For a family of four with an income of $50,000, the price of the lowest-cost bronze plan after taking into account the tax credit will be $0 in Anchorage, Jackson, Miss., and Fairfax County, Va.; $11 in Indianapolis; $26 in Dallas; $32 in St. Louis; $134 in Wichita, Kan.; $202 in Phoenix; and $273 in Columbus, Ohio.
But there are states and local markets that will have limited plan competition, and that is associated with higher premiums. While Arizona has an average number of 106 plans available and Florida has an average number of 102, Alabama has 7, New Hampshire and West Virginia have 12, and Mississippi has 22.
Katrina Reynolds, administrator at the University of Mississippi Medical Center, said the state insurance commissioner found that residents in most counties of that state will have few plans to choose from. She's not sure how many uninsured Mississippi residents will buy exchange coverage, though she hopes takeup is high, both to improve the health of the population and to lessen the uncompensated care burden on her hospital.
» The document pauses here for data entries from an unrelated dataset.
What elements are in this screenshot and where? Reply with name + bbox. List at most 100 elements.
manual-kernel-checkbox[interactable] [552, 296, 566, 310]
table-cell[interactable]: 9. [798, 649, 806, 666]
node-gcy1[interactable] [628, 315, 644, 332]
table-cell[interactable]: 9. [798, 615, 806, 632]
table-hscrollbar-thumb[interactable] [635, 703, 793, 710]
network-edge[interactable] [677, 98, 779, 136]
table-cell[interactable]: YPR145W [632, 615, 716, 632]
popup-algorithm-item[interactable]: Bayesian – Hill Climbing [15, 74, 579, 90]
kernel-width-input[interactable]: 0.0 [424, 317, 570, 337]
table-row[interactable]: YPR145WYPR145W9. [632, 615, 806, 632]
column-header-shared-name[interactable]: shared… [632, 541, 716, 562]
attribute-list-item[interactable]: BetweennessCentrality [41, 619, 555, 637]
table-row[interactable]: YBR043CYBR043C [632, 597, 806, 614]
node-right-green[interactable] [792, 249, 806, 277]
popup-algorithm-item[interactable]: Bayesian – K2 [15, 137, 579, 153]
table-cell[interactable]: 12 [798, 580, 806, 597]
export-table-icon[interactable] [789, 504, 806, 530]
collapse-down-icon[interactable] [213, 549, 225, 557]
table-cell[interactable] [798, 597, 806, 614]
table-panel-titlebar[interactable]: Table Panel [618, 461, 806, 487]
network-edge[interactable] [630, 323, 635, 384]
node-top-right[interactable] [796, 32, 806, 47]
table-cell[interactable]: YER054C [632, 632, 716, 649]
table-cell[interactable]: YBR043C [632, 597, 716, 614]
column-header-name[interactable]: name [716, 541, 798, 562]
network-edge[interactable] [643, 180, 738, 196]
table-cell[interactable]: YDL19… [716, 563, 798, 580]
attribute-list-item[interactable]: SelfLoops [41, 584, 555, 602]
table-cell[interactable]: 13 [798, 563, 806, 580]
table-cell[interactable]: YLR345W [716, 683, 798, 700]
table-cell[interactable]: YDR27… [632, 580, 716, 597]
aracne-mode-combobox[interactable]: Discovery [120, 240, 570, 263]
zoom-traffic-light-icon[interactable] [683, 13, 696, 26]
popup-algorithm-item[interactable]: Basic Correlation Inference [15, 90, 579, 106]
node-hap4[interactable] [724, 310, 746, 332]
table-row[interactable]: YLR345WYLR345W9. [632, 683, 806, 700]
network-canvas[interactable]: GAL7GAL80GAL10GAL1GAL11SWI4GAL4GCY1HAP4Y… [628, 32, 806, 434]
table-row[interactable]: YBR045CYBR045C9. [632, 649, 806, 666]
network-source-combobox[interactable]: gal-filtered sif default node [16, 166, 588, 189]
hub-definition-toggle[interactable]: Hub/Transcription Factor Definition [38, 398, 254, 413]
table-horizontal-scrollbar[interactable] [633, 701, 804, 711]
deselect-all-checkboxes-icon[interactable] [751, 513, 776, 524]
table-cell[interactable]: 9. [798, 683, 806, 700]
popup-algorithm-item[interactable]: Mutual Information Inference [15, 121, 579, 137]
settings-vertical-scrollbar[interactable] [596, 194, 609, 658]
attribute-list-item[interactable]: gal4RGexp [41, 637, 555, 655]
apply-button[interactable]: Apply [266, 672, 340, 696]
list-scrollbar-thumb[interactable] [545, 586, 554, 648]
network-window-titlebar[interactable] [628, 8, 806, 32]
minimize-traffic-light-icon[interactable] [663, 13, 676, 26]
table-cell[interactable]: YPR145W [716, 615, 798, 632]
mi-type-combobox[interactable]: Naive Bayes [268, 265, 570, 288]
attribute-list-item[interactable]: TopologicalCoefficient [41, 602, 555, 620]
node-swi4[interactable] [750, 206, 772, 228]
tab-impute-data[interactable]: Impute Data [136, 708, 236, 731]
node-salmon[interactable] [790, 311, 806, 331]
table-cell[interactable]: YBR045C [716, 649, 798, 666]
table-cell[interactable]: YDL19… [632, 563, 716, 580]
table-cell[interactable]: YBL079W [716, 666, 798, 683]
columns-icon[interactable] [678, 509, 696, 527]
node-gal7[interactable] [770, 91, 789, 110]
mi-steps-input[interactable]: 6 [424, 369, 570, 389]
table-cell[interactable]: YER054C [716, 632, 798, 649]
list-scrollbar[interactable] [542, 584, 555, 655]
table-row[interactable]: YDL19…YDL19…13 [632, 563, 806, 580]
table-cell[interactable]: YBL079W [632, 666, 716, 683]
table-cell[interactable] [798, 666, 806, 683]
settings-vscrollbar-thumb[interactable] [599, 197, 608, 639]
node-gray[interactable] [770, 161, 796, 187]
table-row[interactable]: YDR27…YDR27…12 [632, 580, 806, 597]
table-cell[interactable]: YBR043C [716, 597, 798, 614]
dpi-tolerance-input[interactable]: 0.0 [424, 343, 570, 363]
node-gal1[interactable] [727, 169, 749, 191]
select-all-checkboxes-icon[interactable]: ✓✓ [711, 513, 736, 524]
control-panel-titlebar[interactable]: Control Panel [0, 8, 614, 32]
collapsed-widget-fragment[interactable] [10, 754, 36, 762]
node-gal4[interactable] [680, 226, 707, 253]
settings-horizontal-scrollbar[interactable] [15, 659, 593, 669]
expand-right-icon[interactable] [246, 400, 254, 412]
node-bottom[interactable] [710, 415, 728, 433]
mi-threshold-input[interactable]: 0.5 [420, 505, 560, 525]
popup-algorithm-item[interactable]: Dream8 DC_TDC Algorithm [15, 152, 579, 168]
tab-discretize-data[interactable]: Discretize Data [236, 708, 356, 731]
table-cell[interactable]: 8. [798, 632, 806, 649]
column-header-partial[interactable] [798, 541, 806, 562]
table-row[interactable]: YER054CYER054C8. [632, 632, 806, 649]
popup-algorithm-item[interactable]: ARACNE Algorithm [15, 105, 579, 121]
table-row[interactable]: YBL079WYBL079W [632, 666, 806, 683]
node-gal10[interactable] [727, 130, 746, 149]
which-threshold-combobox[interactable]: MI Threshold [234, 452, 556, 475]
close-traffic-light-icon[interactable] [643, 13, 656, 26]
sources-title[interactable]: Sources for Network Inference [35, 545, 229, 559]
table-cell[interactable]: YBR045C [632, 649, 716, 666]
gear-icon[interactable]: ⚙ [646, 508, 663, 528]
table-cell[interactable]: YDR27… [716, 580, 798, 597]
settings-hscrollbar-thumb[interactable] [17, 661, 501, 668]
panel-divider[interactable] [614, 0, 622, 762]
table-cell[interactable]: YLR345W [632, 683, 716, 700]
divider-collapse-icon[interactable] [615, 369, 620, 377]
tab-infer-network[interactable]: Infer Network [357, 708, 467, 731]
“Today we just don't have a read on it,” she said. “The only thing we can do is participate and teach people about their plans.”
But in a talk yesterday at the Clinton Global Initiative in New York City, President Barack Obama
expressed confidence that a lot of Americans would enroll. “When people look and see that they can get high-quality healthcare for less than their cellphone bill,” he said, “they're going to sign up.”
—Maureen McKinney, Jessica Zigmond, Beth Kutscher, and Gregg Blesch contributed to this story.